Project TechLord: Doxxing and Malicious Traffic

An interest new task idea to detect doxxing as well as more broadly pages whose intended purpose is to only drive traffic to its malicious content, e.g. harassment, etc. I was surprised we didnt have a similar task already. Thoughts?


Indeed, this sounds interesting to me.
I am not aware of such a task, but it would definitively be very valuable in the open web search context.

Last year, Mohammed Al-Maamari (cc ) and Michael Dinzinger (cc @michaeld ) organized a related task on web spam classification which is somewhat related:

It might be that building the dataset could be the main challenge, or?

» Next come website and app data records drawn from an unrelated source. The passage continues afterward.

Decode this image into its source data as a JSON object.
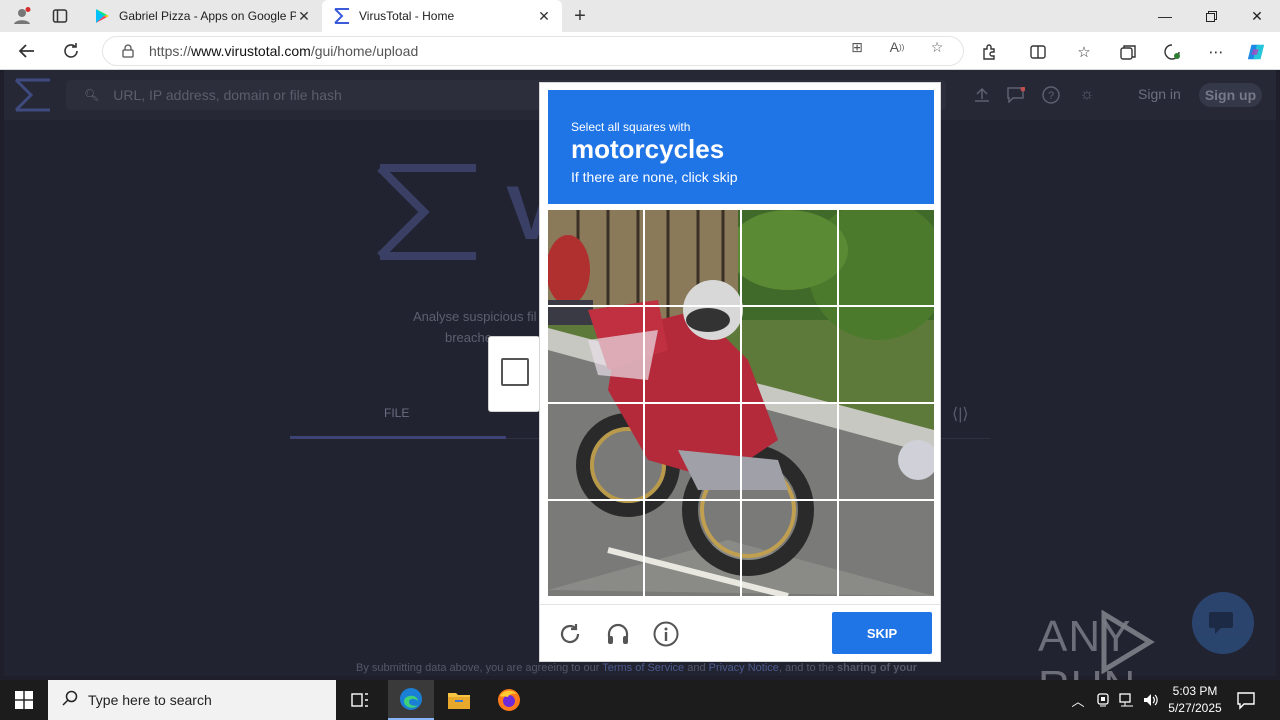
{
  "browser": {
    "tabs": [
      {
        "title": "Gabriel Pizza - Apps on Google Play",
        "active": false
      },
      {
        "title": "VirusTotal - Home",
        "active": true
      }
    ],
    "url_prefix": "https://",
    "url_host": "www.virustotal.com",
    "url_path": "/gui/home/upload"
  },
  "vt": {
    "search_placeholder": "URL, IP address, domain or file hash",
    "sign_in": "Sign in",
    "sign_up": "Sign up",
    "big_text": "V",
    "desc_line1": "Analyse suspicious fil",
    "desc_line2": "breache",
    "tab_file": "FILE",
    "footer_prefix": "By submitting data above, you are agreeing to our ",
    "footer_tos": "Terms of Service",
    "footer_and": " and ",
    "footer_privacy": "Privacy Notice",
    "footer_rest": ", and to the ",
    "footer_bold": "sharing of your"
  },
  "captcha": {
    "line1": "Select all squares with",
    "target": "motorcycles",
    "line3": "If there are none, click skip",
    "skip_label": "SKIP",
    "grid": {
      "rows": 4,
      "cols": 4
    }
  },
  "watermark": {
    "text": "ANY RUN"
  },
  "taskbar": {
    "search_placeholder": "Type here to search",
    "time": "5:03 PM",
    "date": "5/27/2025"
  },
  "colors": {
    "captcha_blue": "#1f74e6",
    "vt_bg": "#222330",
    "vt_header": "#262836"
  }
}
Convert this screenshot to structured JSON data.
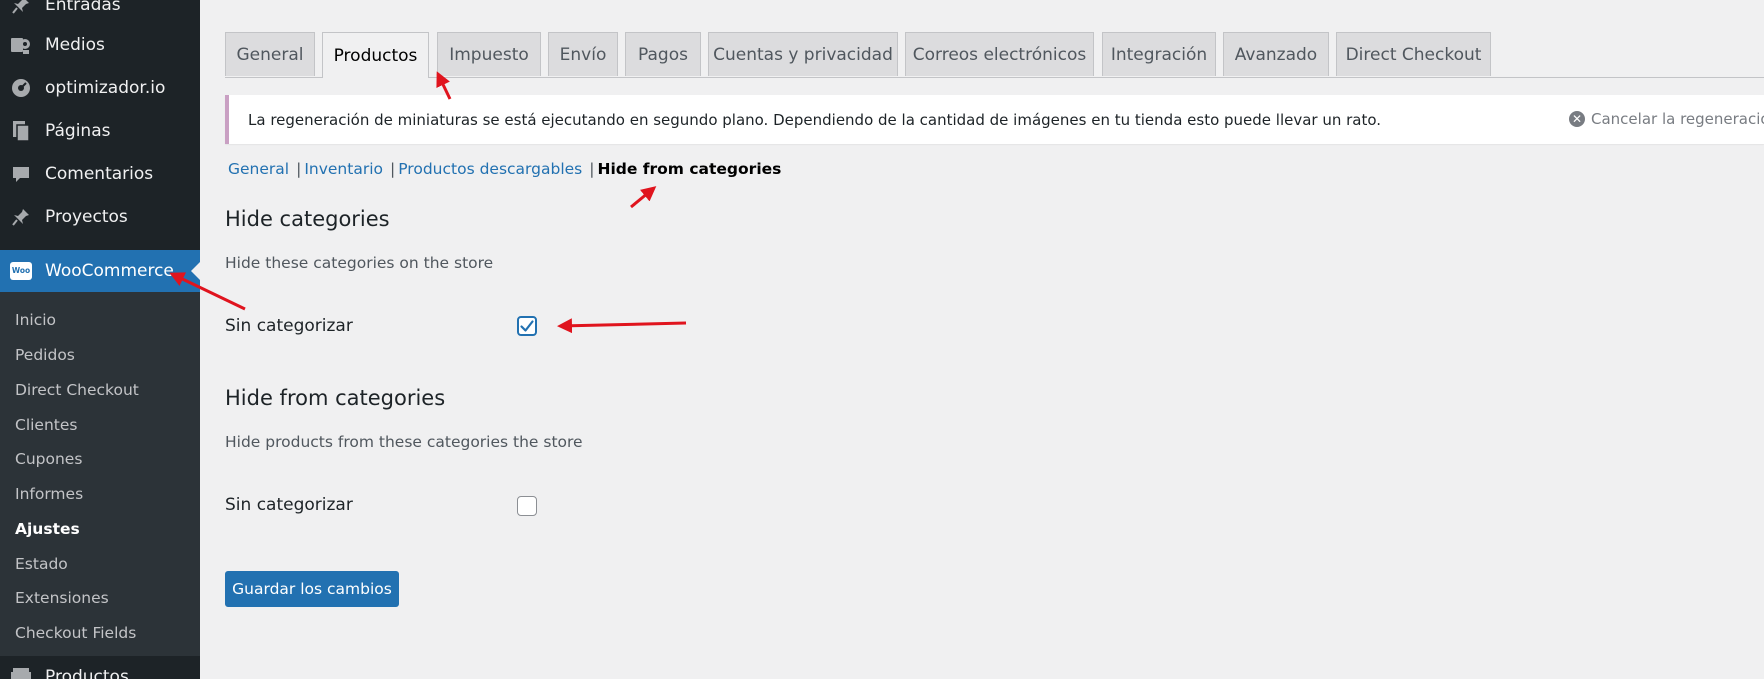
{
  "sidebar": {
    "items": [
      {
        "label": "Entradas",
        "icon": "pin-icon"
      },
      {
        "label": "Medios",
        "icon": "media-icon"
      },
      {
        "label": "optimizador.io",
        "icon": "gauge-icon"
      },
      {
        "label": "Páginas",
        "icon": "pages-icon"
      },
      {
        "label": "Comentarios",
        "icon": "comment-icon"
      },
      {
        "label": "Proyectos",
        "icon": "pin-icon"
      },
      {
        "label": "WooCommerce",
        "icon": "woo-icon",
        "icon_text": "Woo"
      },
      {
        "label": "Productos",
        "icon": "products-icon"
      }
    ],
    "submenu": [
      "Inicio",
      "Pedidos",
      "Direct Checkout",
      "Clientes",
      "Cupones",
      "Informes",
      "Ajustes",
      "Estado",
      "Extensiones",
      "Checkout Fields"
    ],
    "current_submenu": "Ajustes"
  },
  "tabs": [
    {
      "label": "General"
    },
    {
      "label": "Productos",
      "active": true
    },
    {
      "label": "Impuesto"
    },
    {
      "label": "Envío"
    },
    {
      "label": "Pagos"
    },
    {
      "label": "Cuentas y privacidad"
    },
    {
      "label": "Correos electrónicos"
    },
    {
      "label": "Integración"
    },
    {
      "label": "Avanzado"
    },
    {
      "label": "Direct Checkout"
    }
  ],
  "notice": {
    "text": "La regeneración de miniaturas se está ejecutando en segundo plano. Dependiendo de la cantidad de imágenes en tu tienda esto puede llevar un rato.",
    "action": "Cancelar la regeneración de"
  },
  "subsections": {
    "links": [
      "General",
      "Inventario",
      "Productos descargables"
    ],
    "current": "Hide from categories",
    "separator": "|"
  },
  "sections": [
    {
      "title": "Hide categories",
      "description": "Hide these categories on the store",
      "field_label": "Sin categorizar",
      "checked": true
    },
    {
      "title": "Hide from categories",
      "description": "Hide products from these categories the store",
      "field_label": "Sin categorizar",
      "checked": false
    }
  ],
  "save_button": "Guardar los cambios",
  "colors": {
    "sidebar_bg": "#1d2327",
    "submenu_bg": "#2c3338",
    "active_blue": "#2271b1",
    "annotation_red": "#e0141e",
    "notice_border": "#c9a0c3"
  }
}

We might use the Instagram dataset mentioned in Identification of cyber harassment and intention of target users on social media platforms
S. Abarna,a,⁎ J.I. Sheeba,a S. Jayasrilakshmi,a and S. Pradeep Devaneyanb

cyberbullying (30%) , trolling (25% ), sexual harassment (23% ), doxing (19% ), cyberstalking (16% ), online impersonation (15% ), revenge porn (10%), cyber defamation (8%), hacking (8%), and message bombing (6%)

Interesting enough the cyberharasser we have here is basically checking most of the category boxes. My hypothesis is that serial cyberharassers tend to engage in all manners and methods (except ones requiring physical world connection) which might make identifying serial cyberharassers possible. Although generally unmasking and pursueing them would require legal action by law enforcement or through lawsuits.

So the Chelmis and Yao dataset should suffice.